If you dont fail, you don’t learn
Brands should fail fast and learn from their mistakes. Bad press is better than no press. Red Bull will always be remembered for the Stratos spectacle because they worked with an expert (Felix Baumgartner) and mitigated the risk of associating their brand with a daredevil feat by planning and making every contingency imaginable.
Some might argue that John Lewis is a typical example of a brand playing it safe. Really? Look again.
From it’s foundation, John Lewis has always been a radical business.
- It is built on a principle of collective ownership
- John Lewis’ staff retention rates are the envy of the retail industry
John Lewis’s staff’s expertise is one of the pleasures of shopping there. You go in to buy a baking tray and come away with not only what you wanted but a recipe (tried, tested and experienced by the staff member who served you) and a raft of sensible advice on how to maintain the product you just bought – and for no extra cost.

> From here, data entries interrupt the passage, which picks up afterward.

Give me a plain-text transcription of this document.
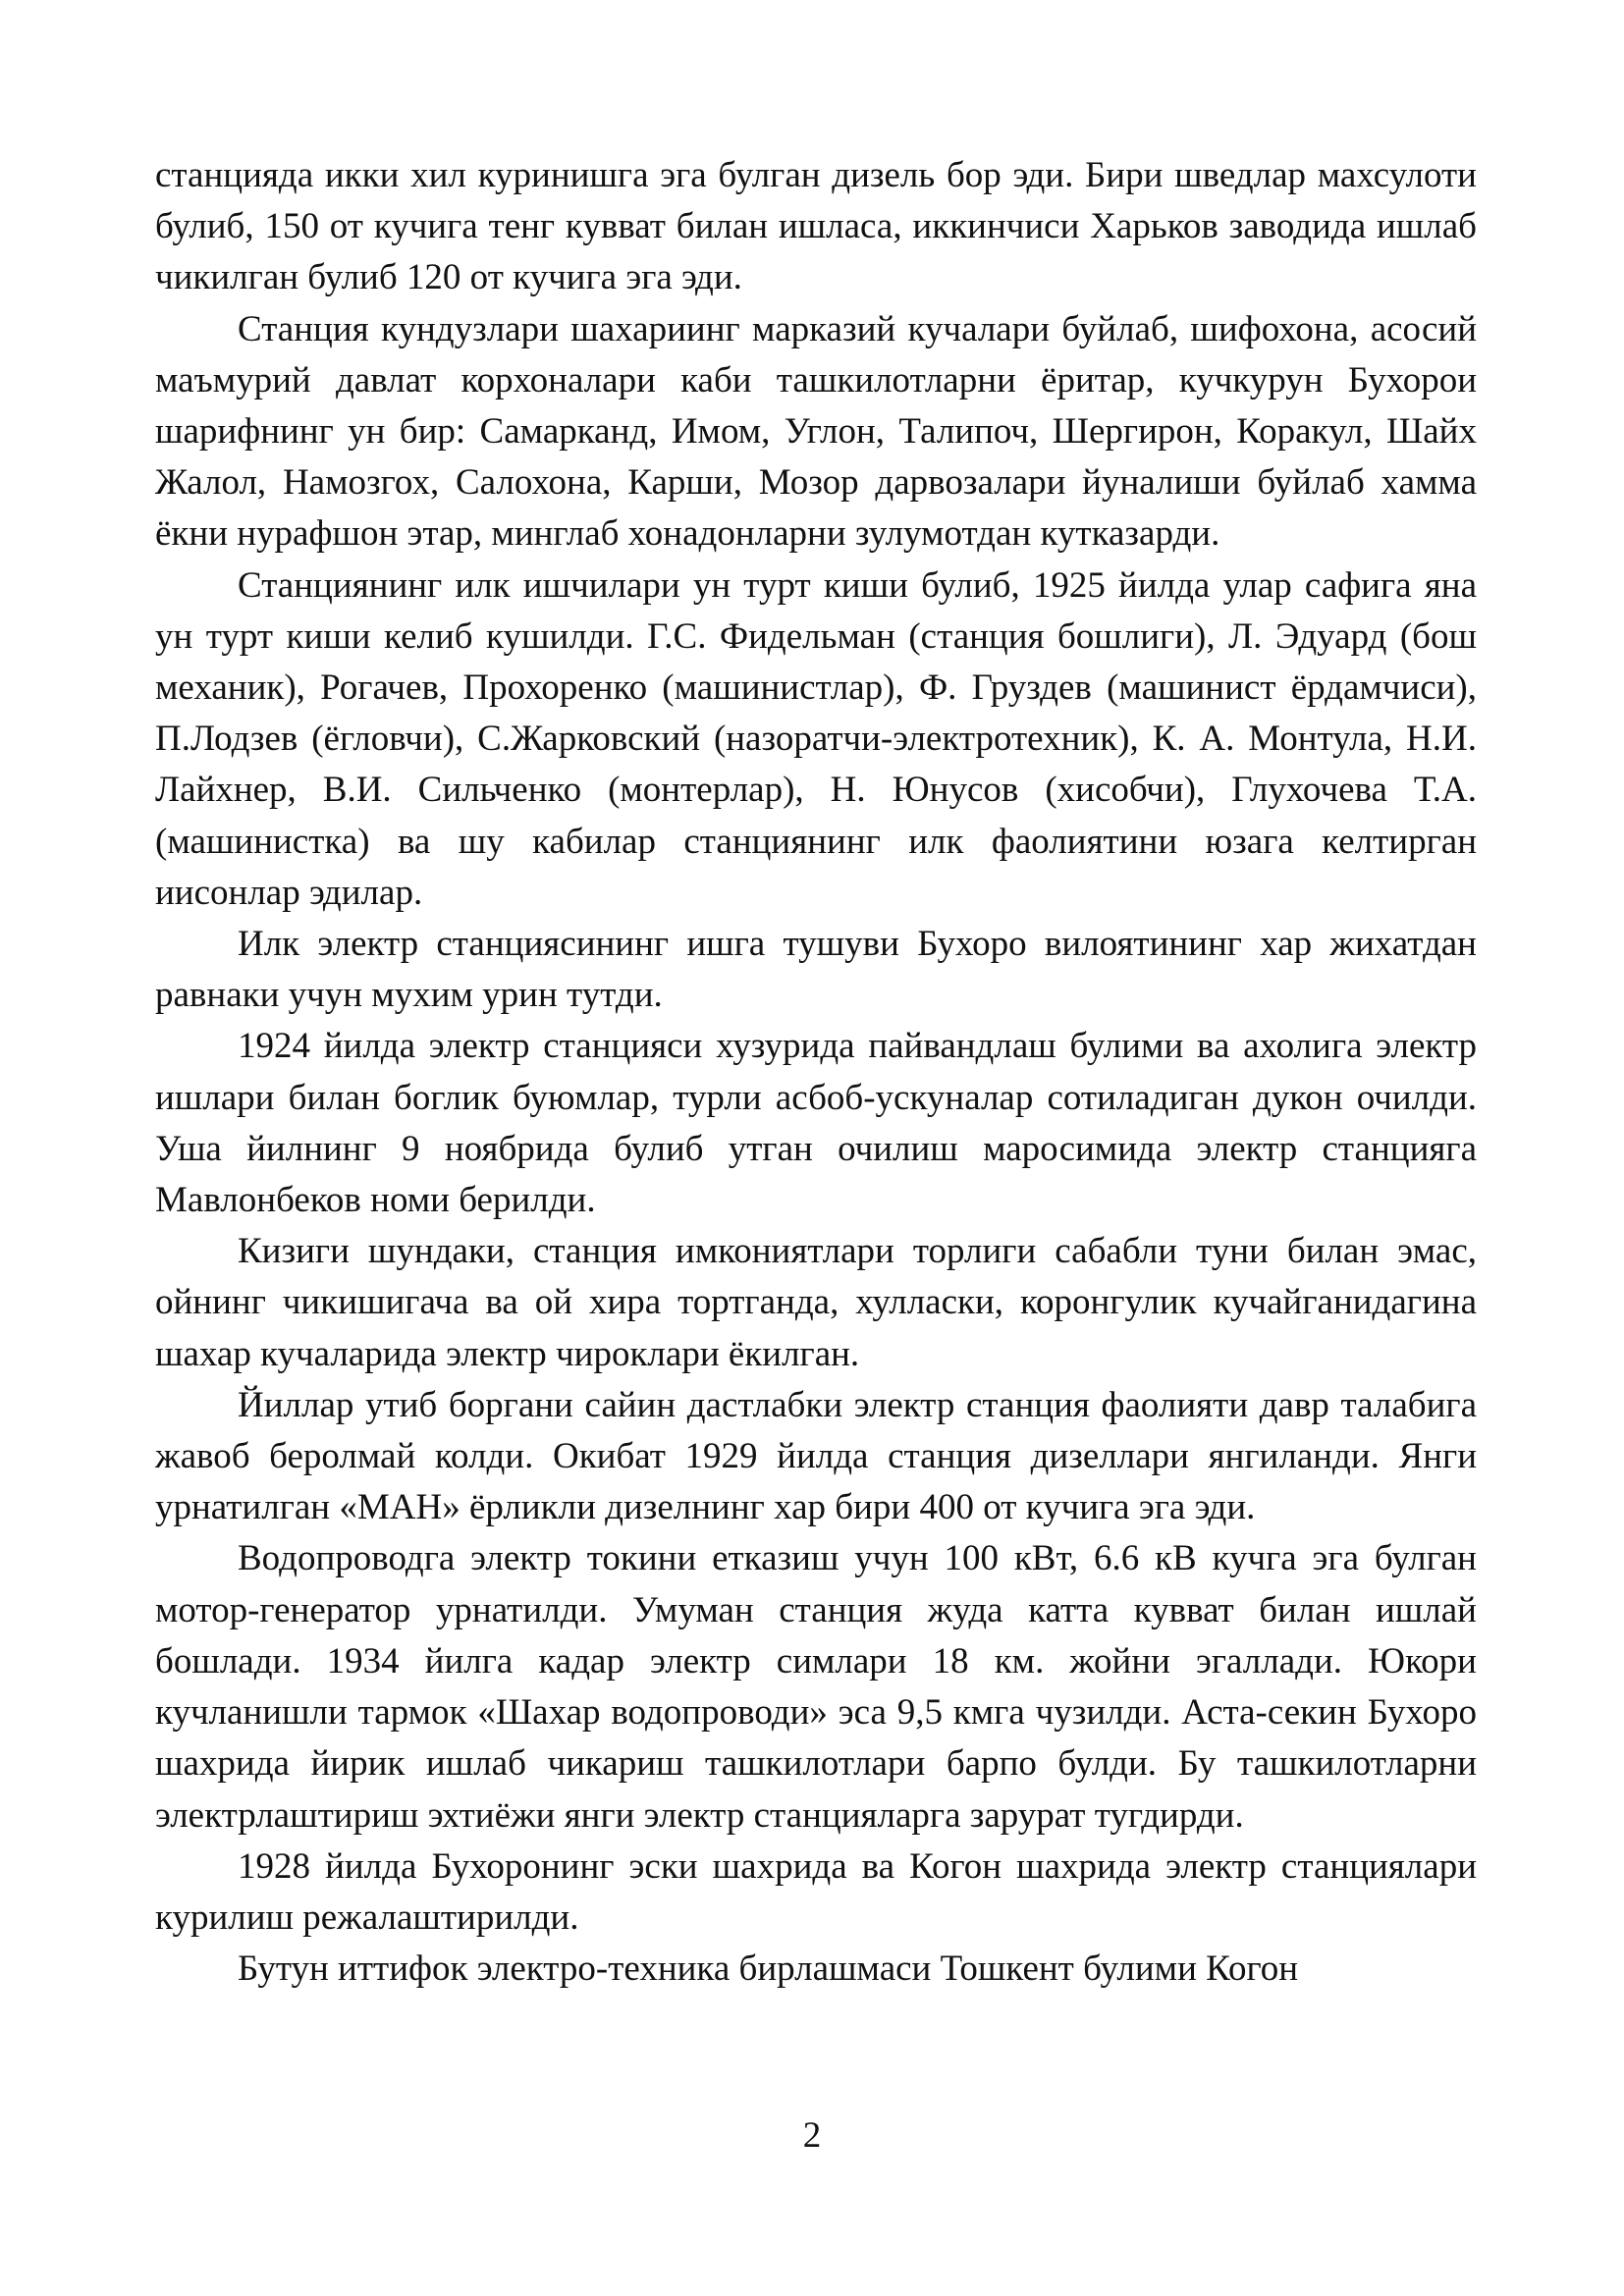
станцияда икки хил куринишга эга булган дизель бор эди. Бири шведлар махсулоти булиб, 150 от кучига тенг кувват билан ишласа, иккинчиси Харьков заводида ишлаб чикилган булиб 120 от кучига эга эди.

Станция кундузлари шахариинг марказий кучалари буйлаб, шифохона, асосий маъмурий давлат корхоналари каби ташкилотларни ёритар, кучкурун Бухорои шарифнинг ун бир: Самарканд, Имом, Углон, Талипоч, Шергирон, Коракул, Шайх Жалол, Намозгох, Салохона, Карши, Мозор дарвозалари йуналиши буйлаб хамма ёкни нурафшон этар, минглаб хонадонларни зулумотдан кутказарди.

Станциянинг илк ишчилари ун турт киши булиб, 1925 йилда улар сафига яна ун турт киши келиб кушилди. Г.С. Фидельман (станция бошлиги), Л. Эдуард (бош механик), Рогачев, Прохоренко (машинистлар), Ф. Груздев (машинист ёрдамчиси), П.Лодзев (ёгловчи), С.Жарковский (назоратчи-электротехник), К. А. Монтула, Н.И. Лайхнер, В.И. Сильченко (монтерлар), Н. Юнусов (хисобчи), Глухочева Т.А. (машинистка) ва шу кабилар станциянинг илк фаолиятини юзага келтирган иисонлар эдилар.

Илк электр станциясининг ишга тушуви Бухоро вилоятининг хар жихатдан равнаки учун мухим урин тутди.

1924 йилда электр станцияси хузурида пайвандлаш булими ва ахолига электр ишлари билан боглик буюмлар, турли асбоб-ускуналар сотиладиган дукон очилди. Уша йилнинг 9 ноябрида булиб утган очилиш маросимида электр станцияга Мавлонбеков номи берилди.

Кизиги шундаки, станция имкониятлари торлиги сабабли туни билан эмас, ойнинг чикишигача ва ой хира тортганда, хулласки, коронгулик кучайганидагина шахар кучаларида электр чироклари ёкилган.

Йиллар утиб боргани сайин дастлабки электр станция фаолияти давр талабига жавоб беролмай колди. Окибат 1929 йилда станция дизеллари янгиланди. Янги урнатилган «МАН» ёрликли дизелнинг хар бири 400 от кучига эга эди.

Водопроводга электр токини етказиш учун 100 кВт, 6.6 кВ кучга эга булган мотор-генератор урнатилди. Умуман станция жуда катта кувват билан ишлай бошлади. 1934 йилга кадар электр симлари 18 км. жойни эгаллади. Юкори кучланишли тармок «Шахар водопроводи» эса 9,5 кмга чузилди. Аста-секин Бухоро шахрида йирик ишлаб чикариш ташкилотлари барпо булди. Бу ташкилотларни электрлаштириш эхтиёжи янги электр станцияларга зарурат тугдирди.

1928 йилда Бухоронинг эски шахрида ва Когон шахрида электр станциялари курилиш режалаштирилди.

Бутун иттифок электро-техника бирлашмаси Тошкент булими Когон

2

- John Lewis was one of the first retailers to embrace digital
The business allied the data it obtained from digital sales to improve and adapt the online and offline experience, pioneering in-store collection, user recommendations and cross-selling.
Ignoring the data: ignore data at your peril.
Smart marketers are using data to inform marketing, products and services. Brands which ignore data aren’t delivering the best possible experience to users.
Consumers will hands-down pick the brand that’s making a positive to be relevant, over the one that’s not. See my comments on John Lewis above. In addition, look at the case of United Airlines below.
In the period from 2008 to 2010 United Airlines seemed to be ignoring what it’s customers said about it on social media platforms.
Customer complaints and compliments on social media produce data. This data can be used to improve the customer experience . . .
Did United Airlines do that? No, it ignored everythng it’s customers were saying.
Eventually, one outraged customer created the critical United Breaks Guitars video which has had more than 12 million views to date.
United Airlines’ bad press didn’t arise from experimentation, it arose from totally ignoring the data from a social media experiment. A lack of integration in their marketing department was the cause.
Marketing silos: marketing efforts should be integrated in order to work. Digital marketing, like all marketing efforts, needs to be a part of everything the brand does. We’ve seen the example of United Airlines already . . . and then there are the successful examples which have defied expectatio s like John Lewis and Red Bull.
Integrated marketing matters
Brands that don’t understand this, will fail.